Caution: Not all “plastic” pipes are PB (poly). If you do see plastic, it may be PEX, a perfectly suitable alternative for re-plumbing, which is less expensive than copper, especially since PEX is flexible and well adapted for temperatures below freezing all the way up to 200° F.
So you have poly, now what? During the inspection period (the first 10 days following acceptance of your offer), in addition to a full home inspection, get repair bids from one or more qualified poly replacement companies. Replacement entails abandoning all poly pipes and installing a new system. It’s not difficult, but it involves cutting some holes in the wallboard to gain access. Some companies include patching and repainting the walls, others just do the re-plumbing and leave the patching and painting to you, so be sure you know what is included in the bid. If there has already been damage to your home from a poly pipe leak, then the cost of re-piping and repairing your home will increase considerably.
The cost of replacement varies quite a bit from plumbing company to company, and with the quantity of water fixtures the house has. Average costs for PB-related home repairs are about $4,000, says Carl Triphahn of the Piping Industry Progress Education Trust, a contractor’s organization in Phoenix. Although replacement can be done at any time, it’s easier and less expensive if you replace it while the house is vacant.

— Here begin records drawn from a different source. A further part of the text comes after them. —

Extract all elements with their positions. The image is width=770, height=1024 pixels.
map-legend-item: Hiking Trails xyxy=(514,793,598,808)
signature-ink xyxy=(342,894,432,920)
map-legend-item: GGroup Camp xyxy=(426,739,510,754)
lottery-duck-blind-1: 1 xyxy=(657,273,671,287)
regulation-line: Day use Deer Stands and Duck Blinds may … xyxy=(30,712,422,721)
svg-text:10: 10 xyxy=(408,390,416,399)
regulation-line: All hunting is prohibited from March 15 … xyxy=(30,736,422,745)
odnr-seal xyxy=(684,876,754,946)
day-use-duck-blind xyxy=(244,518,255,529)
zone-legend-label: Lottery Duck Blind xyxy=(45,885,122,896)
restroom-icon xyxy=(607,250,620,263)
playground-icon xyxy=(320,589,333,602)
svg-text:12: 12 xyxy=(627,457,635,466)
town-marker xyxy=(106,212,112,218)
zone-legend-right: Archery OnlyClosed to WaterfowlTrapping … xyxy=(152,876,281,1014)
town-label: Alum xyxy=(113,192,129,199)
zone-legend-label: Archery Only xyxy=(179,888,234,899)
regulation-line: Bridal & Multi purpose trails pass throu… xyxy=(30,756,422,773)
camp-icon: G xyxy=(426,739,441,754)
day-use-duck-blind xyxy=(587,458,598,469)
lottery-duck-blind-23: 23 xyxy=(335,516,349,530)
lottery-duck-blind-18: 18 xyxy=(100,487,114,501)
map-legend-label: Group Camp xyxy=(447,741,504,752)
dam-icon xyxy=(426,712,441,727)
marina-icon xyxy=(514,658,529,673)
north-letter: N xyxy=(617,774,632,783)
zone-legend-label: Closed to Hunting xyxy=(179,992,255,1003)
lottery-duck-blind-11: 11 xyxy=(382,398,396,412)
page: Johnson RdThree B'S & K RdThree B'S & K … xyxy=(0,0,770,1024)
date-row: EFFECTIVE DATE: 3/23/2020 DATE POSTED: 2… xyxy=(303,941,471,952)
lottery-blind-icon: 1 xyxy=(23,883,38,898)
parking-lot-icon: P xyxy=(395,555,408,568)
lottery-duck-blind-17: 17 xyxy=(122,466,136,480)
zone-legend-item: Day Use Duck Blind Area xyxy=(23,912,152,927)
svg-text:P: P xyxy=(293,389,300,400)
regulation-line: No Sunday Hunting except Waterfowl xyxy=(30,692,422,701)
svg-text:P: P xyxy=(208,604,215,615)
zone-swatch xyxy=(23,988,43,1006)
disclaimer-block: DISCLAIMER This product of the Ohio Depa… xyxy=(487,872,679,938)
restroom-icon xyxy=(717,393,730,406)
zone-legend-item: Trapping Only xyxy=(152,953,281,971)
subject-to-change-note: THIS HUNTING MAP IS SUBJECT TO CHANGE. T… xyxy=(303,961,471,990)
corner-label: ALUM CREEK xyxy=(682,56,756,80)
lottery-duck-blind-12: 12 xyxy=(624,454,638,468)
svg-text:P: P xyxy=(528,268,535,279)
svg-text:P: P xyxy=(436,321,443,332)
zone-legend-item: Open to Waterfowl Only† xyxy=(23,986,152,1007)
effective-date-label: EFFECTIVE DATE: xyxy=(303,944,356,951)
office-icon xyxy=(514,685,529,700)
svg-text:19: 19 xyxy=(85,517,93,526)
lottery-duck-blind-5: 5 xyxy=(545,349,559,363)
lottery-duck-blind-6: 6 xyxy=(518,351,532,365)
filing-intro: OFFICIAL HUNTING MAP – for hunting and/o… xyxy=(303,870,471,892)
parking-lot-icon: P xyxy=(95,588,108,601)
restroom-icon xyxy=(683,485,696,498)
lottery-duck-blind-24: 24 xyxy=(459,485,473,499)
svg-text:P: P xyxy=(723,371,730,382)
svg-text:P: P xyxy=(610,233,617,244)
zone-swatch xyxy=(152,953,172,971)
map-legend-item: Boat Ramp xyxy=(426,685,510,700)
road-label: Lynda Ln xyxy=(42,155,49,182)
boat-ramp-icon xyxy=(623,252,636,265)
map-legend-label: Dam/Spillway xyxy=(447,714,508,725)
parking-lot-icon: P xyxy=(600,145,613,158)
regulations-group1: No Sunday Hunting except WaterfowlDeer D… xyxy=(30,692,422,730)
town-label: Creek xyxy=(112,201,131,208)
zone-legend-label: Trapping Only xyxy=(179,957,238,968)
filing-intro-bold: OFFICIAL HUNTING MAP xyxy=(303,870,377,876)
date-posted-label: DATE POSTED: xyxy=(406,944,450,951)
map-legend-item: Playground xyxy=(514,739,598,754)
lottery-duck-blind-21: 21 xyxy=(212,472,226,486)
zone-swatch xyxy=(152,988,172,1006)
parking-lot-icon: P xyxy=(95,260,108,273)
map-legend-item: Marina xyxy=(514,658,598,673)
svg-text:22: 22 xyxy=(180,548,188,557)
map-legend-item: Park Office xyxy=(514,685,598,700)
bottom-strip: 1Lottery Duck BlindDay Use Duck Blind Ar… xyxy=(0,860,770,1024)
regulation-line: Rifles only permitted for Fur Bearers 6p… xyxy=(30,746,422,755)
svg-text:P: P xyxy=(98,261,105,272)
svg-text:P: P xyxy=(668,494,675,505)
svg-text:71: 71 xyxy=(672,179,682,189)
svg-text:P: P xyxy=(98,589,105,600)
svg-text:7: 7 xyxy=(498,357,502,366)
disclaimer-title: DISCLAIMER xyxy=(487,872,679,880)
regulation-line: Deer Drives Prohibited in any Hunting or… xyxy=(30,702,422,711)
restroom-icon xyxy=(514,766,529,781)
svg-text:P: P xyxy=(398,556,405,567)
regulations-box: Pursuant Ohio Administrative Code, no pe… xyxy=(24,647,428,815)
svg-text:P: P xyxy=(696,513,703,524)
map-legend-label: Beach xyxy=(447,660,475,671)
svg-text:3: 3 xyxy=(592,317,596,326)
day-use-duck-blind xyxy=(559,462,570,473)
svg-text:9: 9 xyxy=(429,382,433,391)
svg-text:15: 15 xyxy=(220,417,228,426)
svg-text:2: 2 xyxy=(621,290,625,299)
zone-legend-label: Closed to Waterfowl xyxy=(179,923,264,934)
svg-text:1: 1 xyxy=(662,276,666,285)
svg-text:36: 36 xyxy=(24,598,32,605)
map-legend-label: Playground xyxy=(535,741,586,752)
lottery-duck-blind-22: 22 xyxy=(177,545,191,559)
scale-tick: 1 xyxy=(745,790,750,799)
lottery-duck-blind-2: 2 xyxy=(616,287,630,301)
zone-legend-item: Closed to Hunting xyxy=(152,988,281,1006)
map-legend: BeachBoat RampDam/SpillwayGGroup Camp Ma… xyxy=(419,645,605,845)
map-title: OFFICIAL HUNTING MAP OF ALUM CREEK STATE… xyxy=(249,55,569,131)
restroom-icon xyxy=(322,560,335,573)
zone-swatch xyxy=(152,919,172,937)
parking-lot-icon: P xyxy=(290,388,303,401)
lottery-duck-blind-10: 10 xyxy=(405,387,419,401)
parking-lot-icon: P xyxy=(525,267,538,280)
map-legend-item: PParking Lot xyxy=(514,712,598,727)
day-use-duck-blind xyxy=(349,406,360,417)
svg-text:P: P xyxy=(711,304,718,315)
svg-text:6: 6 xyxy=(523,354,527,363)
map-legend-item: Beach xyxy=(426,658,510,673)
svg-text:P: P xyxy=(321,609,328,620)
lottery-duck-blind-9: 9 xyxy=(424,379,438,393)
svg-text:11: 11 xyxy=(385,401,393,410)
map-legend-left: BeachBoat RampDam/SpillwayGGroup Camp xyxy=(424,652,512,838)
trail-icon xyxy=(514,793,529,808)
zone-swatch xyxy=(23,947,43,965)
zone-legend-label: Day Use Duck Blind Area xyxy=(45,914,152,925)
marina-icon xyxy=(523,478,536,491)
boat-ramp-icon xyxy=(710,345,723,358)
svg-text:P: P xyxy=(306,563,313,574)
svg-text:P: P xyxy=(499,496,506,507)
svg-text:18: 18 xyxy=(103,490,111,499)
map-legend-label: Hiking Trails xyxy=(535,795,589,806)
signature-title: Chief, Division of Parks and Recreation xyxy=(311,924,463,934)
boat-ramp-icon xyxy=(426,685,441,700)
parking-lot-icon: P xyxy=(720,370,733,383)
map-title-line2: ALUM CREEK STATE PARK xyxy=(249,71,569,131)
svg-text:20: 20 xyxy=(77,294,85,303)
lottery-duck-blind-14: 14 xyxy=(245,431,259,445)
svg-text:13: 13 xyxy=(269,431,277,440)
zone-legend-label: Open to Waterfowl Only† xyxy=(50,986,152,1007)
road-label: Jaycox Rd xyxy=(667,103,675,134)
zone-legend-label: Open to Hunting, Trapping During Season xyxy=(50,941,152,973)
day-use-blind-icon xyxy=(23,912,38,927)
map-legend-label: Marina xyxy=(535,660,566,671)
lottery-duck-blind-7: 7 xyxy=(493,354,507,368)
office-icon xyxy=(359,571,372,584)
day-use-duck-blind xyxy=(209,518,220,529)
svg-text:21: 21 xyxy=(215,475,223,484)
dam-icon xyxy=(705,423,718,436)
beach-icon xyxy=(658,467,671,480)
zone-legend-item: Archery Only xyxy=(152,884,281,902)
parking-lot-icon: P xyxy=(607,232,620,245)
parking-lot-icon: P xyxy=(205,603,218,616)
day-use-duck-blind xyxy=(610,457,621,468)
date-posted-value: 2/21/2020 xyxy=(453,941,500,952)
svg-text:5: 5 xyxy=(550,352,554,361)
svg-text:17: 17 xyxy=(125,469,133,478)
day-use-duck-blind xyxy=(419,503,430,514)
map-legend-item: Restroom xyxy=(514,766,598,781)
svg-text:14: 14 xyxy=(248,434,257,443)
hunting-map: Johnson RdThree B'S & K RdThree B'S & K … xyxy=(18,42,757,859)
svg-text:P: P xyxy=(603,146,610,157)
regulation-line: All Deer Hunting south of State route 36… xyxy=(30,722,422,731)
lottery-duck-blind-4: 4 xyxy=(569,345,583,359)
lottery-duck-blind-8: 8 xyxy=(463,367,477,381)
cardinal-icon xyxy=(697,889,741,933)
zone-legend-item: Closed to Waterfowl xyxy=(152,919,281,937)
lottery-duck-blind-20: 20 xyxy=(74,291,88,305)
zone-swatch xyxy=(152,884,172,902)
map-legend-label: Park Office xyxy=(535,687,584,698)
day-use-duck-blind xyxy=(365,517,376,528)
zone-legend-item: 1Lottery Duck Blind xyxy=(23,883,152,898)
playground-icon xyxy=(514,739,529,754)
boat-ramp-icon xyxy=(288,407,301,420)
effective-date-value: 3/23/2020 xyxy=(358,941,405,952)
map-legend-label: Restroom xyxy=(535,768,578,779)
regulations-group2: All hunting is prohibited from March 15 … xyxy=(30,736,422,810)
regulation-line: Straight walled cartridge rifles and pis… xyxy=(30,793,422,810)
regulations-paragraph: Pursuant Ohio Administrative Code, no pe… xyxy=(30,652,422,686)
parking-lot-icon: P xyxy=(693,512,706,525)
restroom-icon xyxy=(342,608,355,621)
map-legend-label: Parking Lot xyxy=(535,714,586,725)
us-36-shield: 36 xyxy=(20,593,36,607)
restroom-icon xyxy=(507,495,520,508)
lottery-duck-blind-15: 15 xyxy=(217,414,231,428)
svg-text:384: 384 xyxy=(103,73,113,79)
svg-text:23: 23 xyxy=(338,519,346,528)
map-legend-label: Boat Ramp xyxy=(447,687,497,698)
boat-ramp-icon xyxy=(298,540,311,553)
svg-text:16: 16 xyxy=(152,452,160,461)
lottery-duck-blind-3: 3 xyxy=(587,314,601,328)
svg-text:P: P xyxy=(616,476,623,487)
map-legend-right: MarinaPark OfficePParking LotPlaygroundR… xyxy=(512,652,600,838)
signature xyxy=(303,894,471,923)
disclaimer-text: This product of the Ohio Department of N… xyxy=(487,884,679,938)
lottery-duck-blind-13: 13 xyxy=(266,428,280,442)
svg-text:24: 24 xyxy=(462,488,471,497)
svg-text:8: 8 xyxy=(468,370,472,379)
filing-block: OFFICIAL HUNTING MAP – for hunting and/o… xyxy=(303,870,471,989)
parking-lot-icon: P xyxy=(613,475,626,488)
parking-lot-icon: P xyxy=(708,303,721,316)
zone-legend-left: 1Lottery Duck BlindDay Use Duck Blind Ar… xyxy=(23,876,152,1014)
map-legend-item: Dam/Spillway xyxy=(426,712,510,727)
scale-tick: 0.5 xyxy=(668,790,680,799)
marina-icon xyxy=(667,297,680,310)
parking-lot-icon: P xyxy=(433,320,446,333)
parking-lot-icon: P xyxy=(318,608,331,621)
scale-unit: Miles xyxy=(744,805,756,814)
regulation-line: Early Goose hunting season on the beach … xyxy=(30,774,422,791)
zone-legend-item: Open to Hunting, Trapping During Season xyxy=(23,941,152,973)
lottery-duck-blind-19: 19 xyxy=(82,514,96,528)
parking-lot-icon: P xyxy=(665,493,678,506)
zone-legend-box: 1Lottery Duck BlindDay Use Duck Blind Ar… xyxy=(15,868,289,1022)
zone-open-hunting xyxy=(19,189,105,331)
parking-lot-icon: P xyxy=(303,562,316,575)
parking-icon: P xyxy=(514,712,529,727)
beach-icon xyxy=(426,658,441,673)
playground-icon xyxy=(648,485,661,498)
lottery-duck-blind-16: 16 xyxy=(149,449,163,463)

If you know from the beginning there is poly in the home, you can include this repair in the terms of the purchase contract. If not, then it can be negotiated during the inspection period, as in “Seller to replace polybutylene plumbing…” The selling price may be adjusted for this, or not, and the cost wrapped into the mortgage amount.
Unlike most other home maintenance issues, delaying poly replacement may have devastating consequences. While pipe replacement is a “hidden” investment, it will increase the value of your home, unlike many other home improvements.